LTC Waiver Overview

How does the Long-Term Care Waiver operate, in a nutshell?

Florida’s Agency for Health Care Administration (AHCA) has the ultimate responsibility for the LTC Waiver, but the actual operation is through a managed care model. AHCA contracts with managed care plans (typically private insurance companies) to run the program and pays the plan a set rate for each person the plan enrolls.

When a person enrolls, they must select a plan in their region or the state will make a selection for them.

The plan will then assign the enrollee a case manager to visit, explain the program, and help put together a care plan. It is the case manager’s responsibility to make any requests for services to the plan, and the plan’s responsibility to determine if the requested services are medically necessary and to issue a written notice if services are denied, reduced or terminated.

Once services are authorized, the enrollee can chose a service provider from the network of providers who have contracted with the plan.

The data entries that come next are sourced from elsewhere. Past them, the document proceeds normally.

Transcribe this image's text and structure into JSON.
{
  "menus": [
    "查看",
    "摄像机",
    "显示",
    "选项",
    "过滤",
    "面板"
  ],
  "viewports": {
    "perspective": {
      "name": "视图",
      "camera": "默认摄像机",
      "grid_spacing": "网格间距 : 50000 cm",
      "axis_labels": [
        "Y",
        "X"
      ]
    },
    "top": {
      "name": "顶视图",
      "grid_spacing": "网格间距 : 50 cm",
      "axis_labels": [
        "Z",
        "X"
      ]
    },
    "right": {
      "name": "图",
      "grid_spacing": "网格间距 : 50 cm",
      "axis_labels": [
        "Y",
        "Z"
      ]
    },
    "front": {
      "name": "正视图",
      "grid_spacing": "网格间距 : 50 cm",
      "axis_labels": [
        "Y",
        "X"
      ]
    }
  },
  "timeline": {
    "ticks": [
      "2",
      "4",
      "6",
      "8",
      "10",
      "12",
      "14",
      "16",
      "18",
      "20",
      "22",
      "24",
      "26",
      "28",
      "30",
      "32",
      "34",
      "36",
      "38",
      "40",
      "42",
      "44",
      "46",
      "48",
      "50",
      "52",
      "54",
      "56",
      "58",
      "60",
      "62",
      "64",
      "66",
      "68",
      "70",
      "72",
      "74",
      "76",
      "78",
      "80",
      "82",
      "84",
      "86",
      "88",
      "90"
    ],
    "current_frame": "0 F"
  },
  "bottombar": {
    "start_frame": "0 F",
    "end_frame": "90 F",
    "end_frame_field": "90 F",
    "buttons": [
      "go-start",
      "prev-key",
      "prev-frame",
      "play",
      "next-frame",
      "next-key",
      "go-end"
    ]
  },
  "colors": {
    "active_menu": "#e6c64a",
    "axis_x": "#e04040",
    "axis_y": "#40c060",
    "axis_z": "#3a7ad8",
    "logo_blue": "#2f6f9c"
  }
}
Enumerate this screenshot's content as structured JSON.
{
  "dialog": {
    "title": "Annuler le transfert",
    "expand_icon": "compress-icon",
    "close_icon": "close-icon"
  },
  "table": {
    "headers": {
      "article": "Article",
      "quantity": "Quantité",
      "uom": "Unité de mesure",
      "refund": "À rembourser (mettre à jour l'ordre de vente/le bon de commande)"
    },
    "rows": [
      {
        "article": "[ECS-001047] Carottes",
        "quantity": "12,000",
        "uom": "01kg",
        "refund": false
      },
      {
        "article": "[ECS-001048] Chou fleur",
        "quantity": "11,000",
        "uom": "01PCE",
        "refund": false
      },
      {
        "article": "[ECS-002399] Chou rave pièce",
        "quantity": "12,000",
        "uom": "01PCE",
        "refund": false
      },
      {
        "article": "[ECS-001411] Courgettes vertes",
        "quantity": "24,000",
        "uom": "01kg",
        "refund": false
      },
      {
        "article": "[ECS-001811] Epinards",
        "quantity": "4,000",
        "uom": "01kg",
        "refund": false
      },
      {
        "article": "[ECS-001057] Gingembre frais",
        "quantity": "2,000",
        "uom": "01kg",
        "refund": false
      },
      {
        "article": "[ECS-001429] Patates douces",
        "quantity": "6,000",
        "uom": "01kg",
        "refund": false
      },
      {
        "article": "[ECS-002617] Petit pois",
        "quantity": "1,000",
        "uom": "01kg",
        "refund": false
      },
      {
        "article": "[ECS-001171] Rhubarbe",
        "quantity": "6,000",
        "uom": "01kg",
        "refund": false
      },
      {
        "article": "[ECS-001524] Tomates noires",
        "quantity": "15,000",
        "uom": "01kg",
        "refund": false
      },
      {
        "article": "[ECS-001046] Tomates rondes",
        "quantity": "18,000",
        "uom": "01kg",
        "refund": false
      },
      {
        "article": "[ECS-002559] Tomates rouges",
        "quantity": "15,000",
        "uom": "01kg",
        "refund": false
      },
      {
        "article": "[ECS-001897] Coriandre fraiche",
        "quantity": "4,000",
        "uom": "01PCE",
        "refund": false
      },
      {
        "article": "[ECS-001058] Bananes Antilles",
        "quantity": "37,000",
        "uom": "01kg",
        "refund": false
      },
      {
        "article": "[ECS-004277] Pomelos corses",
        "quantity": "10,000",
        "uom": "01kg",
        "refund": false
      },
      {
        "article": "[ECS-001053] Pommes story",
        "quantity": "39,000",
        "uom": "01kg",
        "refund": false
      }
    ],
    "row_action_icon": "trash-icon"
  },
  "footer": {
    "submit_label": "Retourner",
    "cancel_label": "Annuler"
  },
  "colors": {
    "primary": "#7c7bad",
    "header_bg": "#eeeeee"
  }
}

If a provider can’t be located, the plan should make provisions for use of out-of-network providers.

What is the goal of the LTC Waiver?

According to the Florida rule that governs service coverage for the LTC Waiver, managed care plans are “required to provide an array of home and community-based services that enable enrollees to live in the community and to avoid institutionalization.” Rule 59G-4.192, Fl. Admin. Code, adopting the SMMC Long-term Care Program Coverage Policy.

Is the LTC Waiver a stepping stone to nursing home care?

No! Like ALL HCBS Waiver, enrollees must meet an institutional level of care (in this case, the institution is a nursing home.) So the LTC Waiver is a choice to seek care in the home or in a community setting (like an assisted living facility) rather than enter a nursing home.

What kind of services does the LTC Waiver offer?

All enrollees have a care coordinator or case manager. Direct care services include both skilled (private duty nursing and skilled nurse visits), and unskilled (personal care, companion, homemaker, adult day care, temporary respite, support for assisted living). A variety of other services are available, like therapies, home-delivered meals, and even accessibility adaptations for the home.

Is there a limit on the amount of services?

There is no set cap on covered services. The only limit is that the service must be medically necessary.